In this tutorial we will learn about dynamic memory allocation in C programming language.
We learned about arrays in the Array tutorial. So, we know that to create an array we have to specify the number of elements in the array before the code is compiled.
If we don't specify the size then we will get an error during code compilation.
Following code will throw an error during compilation.
int arr; // this will throw an error
Also, we will be wasting memory if the size of the array is too big compared to the number of data saved.
And we will also face problem if the size of the array is less than the number of data to be saved.
This is were dynamic memory allocation comes into picture as it allows us to allocate memory at run time.
Following are the functions we use when we want to allocate memory dynamically.

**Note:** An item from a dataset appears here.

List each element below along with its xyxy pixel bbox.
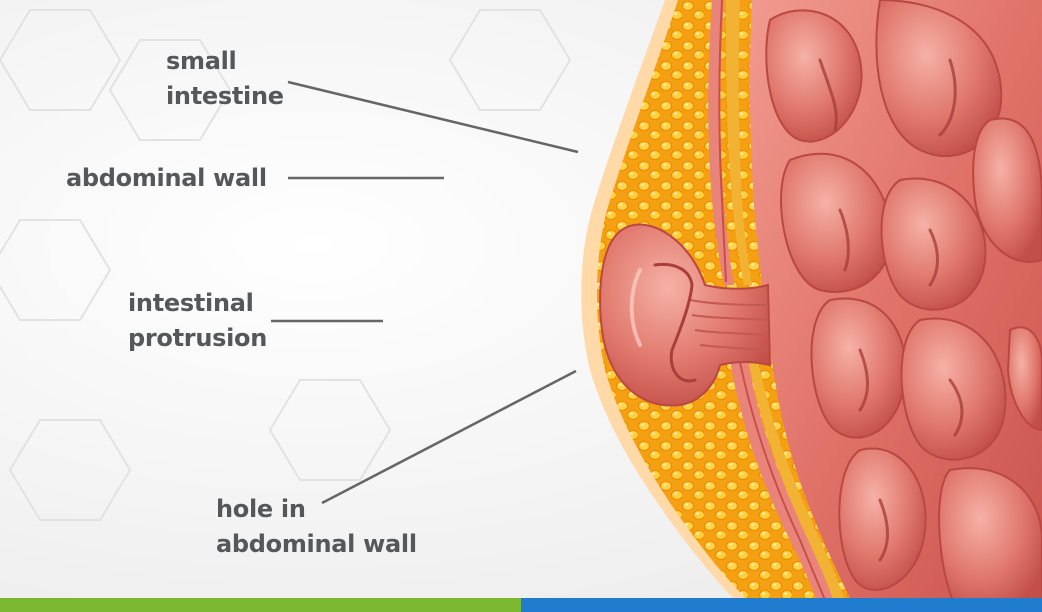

|malloc||This function allocates required number of bytes and returns a pointer to the first byte of the allocated memory location.|
|calloc||This function allocates an array of elements and initializes them to zero and returns a pointer to the allocated memory location.|
|realloc||This function will modify the size of the previously allocated memory location.|
|free||This function will free the previously allocated memory location.|
Following image represents the memory area.
All the program instructions, global and static variables are stored in the memory region called the permanent storage area.
Local variables are stored in the memory region called the stack.
The free memory area between the permanent storage area and stack is called the heap. This is the area available for the dynamic allocation during the execution of the program.
The size of the heap keeps changing during the program execution due to the creation and removable of variables that are local to functions and blocks.
So, a common problem we can encounter is overflow of memory during dynamic memory allocation.
The above mentioned memory allocation functions returns
NULL when there is no sufficient memory space for allocation.